Donald Trump recently released more details on his plans to repeal and replace ObamaCare—proposals that are mostly in alignment with the House Better Way health reform plan that would provide more uniform subsidies, give patients more choices of more affordable plans, lighten the regulatory burden, and put states rather than the feds in charge of overseeing insurers.
ObamaCare can’t be fixed: The problems with the law are structural and have been worsened by the sloppy regulations issued to try to patch it. People are figuring out that they can go without health insurance and wait until they are sick to sign up, get their expensive care, and then drop coverage – and re-enroll when they need care again with no penalty. That is not a sustainable “insurance” system.
Young people also are refusing to be used: They are forced to pay 75% more for coverage so older people can pay less in premiums. So what are they doing? Walking away from the plans, leaving the resulting pools older and sicker and ever more expensive.
President Obama and his liberal allies promised they could make coverage more affordable even as they were mandating a slew of expensive health insurance services that must be covered by all plans to be ACA-compliant. They promised that the average family would save $2,500 a year on premiums. That if we liked our doctor, we could keep our doctor. And that we would be able to keep our plans. And on and on…
Millions of people have lost their health plans and their doctors. They have felt the brunt of these broken promises very personally. Family coverage costs more than $4,400 more today than before the health law was passed in 2010.” (The calculation is the difference between the 2016 premium estimate of $18,142 and the Kaiser Family Foundation estimates from 2010 of $13,770 or $4,372.)
Those same politicians now want us to believe that ObamaCare can be fixed with only “minor tweaks.”
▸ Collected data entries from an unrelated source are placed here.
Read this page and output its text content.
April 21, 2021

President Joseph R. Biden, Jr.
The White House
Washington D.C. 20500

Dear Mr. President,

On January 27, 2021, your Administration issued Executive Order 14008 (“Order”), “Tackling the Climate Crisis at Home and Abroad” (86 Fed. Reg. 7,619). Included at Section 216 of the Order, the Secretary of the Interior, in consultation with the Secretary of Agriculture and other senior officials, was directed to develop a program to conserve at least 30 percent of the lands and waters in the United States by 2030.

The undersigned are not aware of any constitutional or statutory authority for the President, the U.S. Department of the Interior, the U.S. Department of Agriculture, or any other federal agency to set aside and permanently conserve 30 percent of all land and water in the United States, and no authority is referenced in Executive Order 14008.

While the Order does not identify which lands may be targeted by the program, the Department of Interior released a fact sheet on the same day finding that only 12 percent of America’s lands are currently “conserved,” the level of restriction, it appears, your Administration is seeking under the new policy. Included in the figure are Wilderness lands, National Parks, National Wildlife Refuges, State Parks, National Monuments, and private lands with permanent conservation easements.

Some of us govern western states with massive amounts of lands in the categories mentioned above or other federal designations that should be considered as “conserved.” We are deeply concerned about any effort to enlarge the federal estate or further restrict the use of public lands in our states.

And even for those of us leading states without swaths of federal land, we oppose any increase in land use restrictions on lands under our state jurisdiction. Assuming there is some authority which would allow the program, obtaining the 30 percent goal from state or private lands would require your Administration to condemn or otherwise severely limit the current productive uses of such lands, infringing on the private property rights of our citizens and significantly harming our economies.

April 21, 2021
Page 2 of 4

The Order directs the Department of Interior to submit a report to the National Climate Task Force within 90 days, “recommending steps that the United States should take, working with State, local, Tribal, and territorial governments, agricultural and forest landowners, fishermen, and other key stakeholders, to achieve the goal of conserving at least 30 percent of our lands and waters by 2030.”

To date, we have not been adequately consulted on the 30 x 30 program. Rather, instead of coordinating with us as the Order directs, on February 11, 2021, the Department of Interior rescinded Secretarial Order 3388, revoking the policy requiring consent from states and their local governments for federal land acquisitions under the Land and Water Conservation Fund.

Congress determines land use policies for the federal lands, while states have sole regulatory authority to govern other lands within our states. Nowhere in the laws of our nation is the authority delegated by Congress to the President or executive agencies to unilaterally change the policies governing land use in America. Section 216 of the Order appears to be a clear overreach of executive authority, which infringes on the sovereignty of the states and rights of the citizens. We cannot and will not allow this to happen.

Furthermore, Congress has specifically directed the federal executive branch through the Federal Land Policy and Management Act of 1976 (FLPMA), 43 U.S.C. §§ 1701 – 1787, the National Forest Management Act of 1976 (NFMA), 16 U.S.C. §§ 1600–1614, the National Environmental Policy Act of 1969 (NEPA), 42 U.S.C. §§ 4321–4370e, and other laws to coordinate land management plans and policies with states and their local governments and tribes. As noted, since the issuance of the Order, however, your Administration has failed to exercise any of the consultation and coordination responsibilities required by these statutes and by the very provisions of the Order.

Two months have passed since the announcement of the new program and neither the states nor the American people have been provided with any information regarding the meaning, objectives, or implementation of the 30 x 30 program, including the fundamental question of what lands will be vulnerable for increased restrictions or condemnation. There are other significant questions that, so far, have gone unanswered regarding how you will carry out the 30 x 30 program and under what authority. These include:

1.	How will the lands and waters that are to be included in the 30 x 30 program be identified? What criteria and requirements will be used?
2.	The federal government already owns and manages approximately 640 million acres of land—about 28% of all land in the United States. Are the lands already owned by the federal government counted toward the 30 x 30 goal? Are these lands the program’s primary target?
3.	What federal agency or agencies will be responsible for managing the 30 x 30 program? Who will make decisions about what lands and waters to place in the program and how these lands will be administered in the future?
Nothing could be more wrong!
The law is structurally unsound, but Democrats are arguing that Republicans should agree next year to tighten the noose on the individual mandate with higher penalties and pour even more subsidy dollars into ObamaCare.
Not going to happen. House Speaker Paul Ryan said last week that the law “can’t be fixed.” If Republicans control even one house of Congress—and they appear likely to hold at least the House—they will have a say in what is done to repair the mess. More government spending, another big government program, and tighter regulations will not be on their agenda.